Diffusion MRI fiber tractography is widely used to probe the structural connectivity of thebrain, with a range of applications in both clinical and basic neuroscience. Despite widespread use, tractography has well-known pitfalls that limits the anatomical accuracy of this technique. Numerous modern methods have been developed to address these shortcomings through advances in acquisition, modeling, and computation. To test whether these advances improve tractography accuracy, we organized the ISBI 2018 3D Validation of Tractography with Experimental MRI (3D-VoTEM) challenge. We made available three unique independent tractography validation datasets – a physical phantom and two ex vivo brain specimens - resulting in 176 distinct submissions from 9 research groups.

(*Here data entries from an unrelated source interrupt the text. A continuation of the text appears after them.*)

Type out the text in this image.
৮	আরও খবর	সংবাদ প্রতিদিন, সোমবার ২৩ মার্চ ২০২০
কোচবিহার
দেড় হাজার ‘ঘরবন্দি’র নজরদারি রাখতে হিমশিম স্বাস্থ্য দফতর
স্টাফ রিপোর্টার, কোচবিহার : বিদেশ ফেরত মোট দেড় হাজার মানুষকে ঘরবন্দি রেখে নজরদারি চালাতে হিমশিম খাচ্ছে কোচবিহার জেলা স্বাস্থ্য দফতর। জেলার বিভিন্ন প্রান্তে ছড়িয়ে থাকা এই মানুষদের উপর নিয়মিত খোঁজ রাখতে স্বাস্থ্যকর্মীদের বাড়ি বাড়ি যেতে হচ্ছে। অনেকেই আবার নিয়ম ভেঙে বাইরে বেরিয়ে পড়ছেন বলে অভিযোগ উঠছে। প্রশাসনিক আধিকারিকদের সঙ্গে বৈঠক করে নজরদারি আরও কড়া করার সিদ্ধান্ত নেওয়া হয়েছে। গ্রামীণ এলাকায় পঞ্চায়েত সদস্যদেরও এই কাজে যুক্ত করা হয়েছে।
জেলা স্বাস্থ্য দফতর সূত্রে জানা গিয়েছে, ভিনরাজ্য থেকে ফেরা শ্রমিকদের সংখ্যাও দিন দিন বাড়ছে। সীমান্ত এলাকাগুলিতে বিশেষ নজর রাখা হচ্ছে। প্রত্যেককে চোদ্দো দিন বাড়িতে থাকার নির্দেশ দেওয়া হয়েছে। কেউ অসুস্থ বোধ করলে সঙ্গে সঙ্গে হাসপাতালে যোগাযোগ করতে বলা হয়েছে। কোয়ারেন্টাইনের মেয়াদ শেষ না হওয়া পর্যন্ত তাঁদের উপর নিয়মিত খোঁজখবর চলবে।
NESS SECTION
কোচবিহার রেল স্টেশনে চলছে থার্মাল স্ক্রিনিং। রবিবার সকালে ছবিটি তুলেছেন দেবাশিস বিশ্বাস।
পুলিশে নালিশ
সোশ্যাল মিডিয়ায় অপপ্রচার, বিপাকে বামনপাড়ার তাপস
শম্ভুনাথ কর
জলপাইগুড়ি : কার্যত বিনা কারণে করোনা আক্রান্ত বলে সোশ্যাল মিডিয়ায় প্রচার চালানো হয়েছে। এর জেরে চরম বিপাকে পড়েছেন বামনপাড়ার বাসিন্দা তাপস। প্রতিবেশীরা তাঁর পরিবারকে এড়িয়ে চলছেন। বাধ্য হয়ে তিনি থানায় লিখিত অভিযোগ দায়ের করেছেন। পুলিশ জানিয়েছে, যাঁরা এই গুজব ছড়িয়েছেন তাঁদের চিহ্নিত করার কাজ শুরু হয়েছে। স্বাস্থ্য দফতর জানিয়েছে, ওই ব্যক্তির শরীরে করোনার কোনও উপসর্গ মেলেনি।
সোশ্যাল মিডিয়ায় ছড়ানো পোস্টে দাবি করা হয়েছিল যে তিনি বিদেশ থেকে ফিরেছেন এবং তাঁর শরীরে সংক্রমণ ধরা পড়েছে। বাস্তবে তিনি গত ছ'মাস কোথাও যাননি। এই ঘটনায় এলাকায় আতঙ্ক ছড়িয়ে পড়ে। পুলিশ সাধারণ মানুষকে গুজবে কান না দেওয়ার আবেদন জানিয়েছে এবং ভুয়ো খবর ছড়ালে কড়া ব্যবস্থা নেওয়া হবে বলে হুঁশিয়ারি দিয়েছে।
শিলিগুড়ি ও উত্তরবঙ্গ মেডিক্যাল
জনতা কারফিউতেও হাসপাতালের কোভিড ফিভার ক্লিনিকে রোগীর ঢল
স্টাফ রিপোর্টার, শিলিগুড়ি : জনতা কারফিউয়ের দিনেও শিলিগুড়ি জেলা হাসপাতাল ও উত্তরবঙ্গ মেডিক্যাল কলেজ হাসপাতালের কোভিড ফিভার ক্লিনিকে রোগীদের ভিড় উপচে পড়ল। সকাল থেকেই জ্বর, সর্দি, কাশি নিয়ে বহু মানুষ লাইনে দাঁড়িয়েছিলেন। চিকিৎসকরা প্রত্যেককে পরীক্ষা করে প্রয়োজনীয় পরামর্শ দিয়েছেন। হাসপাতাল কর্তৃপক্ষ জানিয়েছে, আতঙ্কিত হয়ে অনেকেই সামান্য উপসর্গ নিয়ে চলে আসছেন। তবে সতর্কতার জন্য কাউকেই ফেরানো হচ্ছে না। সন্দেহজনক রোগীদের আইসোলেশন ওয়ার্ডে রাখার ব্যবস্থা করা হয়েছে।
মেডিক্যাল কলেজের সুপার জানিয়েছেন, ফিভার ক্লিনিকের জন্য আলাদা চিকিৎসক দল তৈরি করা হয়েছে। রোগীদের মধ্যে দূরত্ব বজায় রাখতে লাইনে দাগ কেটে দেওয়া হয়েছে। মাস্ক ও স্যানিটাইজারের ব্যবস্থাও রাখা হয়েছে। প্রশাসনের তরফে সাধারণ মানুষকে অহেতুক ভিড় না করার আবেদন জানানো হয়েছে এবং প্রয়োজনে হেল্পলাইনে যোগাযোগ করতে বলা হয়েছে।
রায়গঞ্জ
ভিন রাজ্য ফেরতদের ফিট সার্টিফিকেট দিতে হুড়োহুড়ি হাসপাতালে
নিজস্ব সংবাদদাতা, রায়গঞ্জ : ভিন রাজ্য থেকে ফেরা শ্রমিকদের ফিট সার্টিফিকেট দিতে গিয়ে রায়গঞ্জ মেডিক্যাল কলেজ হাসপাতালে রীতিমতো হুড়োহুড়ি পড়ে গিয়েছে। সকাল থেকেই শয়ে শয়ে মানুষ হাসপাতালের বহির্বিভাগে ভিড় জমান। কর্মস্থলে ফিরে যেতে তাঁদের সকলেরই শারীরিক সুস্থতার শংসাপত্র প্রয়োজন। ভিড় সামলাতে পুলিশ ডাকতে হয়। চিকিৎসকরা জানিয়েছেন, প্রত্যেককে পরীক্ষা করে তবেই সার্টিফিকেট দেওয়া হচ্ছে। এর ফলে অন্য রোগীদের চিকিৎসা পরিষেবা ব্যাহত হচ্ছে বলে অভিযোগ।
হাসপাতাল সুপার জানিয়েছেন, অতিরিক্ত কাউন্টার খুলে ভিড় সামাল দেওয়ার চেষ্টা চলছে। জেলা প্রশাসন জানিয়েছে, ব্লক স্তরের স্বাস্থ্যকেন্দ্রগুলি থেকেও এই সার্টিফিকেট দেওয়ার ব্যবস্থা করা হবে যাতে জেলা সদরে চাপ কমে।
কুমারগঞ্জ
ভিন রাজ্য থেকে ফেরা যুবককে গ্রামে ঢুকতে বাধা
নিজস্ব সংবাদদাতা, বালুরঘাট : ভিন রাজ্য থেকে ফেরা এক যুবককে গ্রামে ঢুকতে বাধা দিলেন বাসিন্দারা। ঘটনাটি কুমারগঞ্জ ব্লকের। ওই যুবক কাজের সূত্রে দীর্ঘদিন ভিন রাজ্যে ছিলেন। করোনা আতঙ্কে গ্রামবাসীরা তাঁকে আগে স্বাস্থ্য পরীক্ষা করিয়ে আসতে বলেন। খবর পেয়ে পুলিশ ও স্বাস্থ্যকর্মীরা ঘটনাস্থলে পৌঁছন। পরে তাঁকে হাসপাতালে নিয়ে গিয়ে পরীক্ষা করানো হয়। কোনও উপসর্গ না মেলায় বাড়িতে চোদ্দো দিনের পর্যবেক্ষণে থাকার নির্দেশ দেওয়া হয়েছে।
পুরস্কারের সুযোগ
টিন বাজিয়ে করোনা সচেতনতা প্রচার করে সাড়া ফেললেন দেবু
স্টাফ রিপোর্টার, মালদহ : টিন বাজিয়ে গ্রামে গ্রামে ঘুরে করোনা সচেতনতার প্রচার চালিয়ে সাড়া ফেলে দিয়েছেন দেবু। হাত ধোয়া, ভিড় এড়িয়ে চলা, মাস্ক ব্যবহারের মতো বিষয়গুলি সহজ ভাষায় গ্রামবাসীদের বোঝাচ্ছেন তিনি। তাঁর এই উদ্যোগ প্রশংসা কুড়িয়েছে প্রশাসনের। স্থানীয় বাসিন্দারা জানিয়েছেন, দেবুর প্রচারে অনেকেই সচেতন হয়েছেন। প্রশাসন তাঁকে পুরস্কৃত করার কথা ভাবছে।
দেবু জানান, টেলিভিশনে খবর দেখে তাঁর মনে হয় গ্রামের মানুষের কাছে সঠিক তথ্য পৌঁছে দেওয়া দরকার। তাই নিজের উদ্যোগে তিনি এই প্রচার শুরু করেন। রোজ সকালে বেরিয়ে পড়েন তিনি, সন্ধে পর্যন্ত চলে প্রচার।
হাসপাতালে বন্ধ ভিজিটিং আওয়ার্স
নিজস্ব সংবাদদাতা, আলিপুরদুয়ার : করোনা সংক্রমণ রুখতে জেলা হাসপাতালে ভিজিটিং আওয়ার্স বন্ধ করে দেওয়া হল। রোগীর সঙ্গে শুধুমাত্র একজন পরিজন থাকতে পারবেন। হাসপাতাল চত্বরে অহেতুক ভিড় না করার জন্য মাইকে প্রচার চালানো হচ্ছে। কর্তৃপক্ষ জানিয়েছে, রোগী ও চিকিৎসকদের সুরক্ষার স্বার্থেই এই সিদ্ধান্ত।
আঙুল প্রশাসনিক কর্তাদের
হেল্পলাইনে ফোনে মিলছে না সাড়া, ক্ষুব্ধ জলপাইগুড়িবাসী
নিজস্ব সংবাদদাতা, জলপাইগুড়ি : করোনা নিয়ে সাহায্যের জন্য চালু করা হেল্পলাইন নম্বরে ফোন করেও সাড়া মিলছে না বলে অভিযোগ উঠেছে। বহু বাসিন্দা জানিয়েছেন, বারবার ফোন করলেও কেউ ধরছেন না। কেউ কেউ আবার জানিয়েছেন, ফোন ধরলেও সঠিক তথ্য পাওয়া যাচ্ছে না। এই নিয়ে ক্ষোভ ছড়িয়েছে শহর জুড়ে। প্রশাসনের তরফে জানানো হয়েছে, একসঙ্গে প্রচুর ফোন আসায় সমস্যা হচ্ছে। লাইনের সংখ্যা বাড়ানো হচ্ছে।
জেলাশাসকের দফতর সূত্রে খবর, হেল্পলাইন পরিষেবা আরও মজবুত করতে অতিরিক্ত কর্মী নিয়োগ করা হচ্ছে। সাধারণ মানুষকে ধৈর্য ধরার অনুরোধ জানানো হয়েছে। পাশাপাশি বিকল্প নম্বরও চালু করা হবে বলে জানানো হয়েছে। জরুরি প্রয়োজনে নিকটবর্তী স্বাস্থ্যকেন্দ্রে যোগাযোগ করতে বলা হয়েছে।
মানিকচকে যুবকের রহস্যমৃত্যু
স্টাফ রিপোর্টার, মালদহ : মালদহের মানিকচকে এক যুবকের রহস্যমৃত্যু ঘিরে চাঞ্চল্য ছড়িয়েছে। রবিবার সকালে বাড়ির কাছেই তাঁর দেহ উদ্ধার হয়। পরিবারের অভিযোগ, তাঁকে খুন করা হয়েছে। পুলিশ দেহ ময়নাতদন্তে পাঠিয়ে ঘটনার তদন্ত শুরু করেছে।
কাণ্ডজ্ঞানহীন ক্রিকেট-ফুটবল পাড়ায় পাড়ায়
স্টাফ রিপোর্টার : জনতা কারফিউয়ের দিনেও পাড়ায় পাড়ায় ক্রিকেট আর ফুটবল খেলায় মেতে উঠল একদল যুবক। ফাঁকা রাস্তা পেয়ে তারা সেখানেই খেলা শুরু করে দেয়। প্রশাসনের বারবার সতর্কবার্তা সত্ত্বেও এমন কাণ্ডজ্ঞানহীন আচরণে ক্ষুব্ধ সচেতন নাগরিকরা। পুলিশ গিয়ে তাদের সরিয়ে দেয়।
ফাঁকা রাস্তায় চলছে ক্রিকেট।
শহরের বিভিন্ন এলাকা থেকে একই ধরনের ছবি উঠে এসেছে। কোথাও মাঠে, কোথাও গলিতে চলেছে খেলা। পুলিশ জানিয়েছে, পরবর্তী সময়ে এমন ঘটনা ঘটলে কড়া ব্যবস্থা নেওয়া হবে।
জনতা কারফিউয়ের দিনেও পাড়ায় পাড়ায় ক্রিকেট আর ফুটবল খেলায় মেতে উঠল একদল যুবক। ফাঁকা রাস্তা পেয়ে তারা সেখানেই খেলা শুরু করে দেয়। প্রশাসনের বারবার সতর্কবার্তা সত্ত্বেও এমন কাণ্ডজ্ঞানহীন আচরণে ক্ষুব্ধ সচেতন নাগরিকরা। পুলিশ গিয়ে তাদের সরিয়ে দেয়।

By comparing results over a wide range of fiber complexities and algorithmic strategies, this challenge provides a more comprehensive assessment of tractography’s inherent limitations than has been reported previously. The central results were consistent across all sub-challenges in that, despite advances in tractography methods, the anatomical accuracy of tractography has not dramatically improved in recent years. Taken together, our results independently confirm findings from decades of tractography validation studies, demonstrate inherent limitations in reconstructing white matter pathways using diffusion MRI data alone, and highlight the need for alternative or combinatorial strategies to accurately map the fiber pathways of the brain.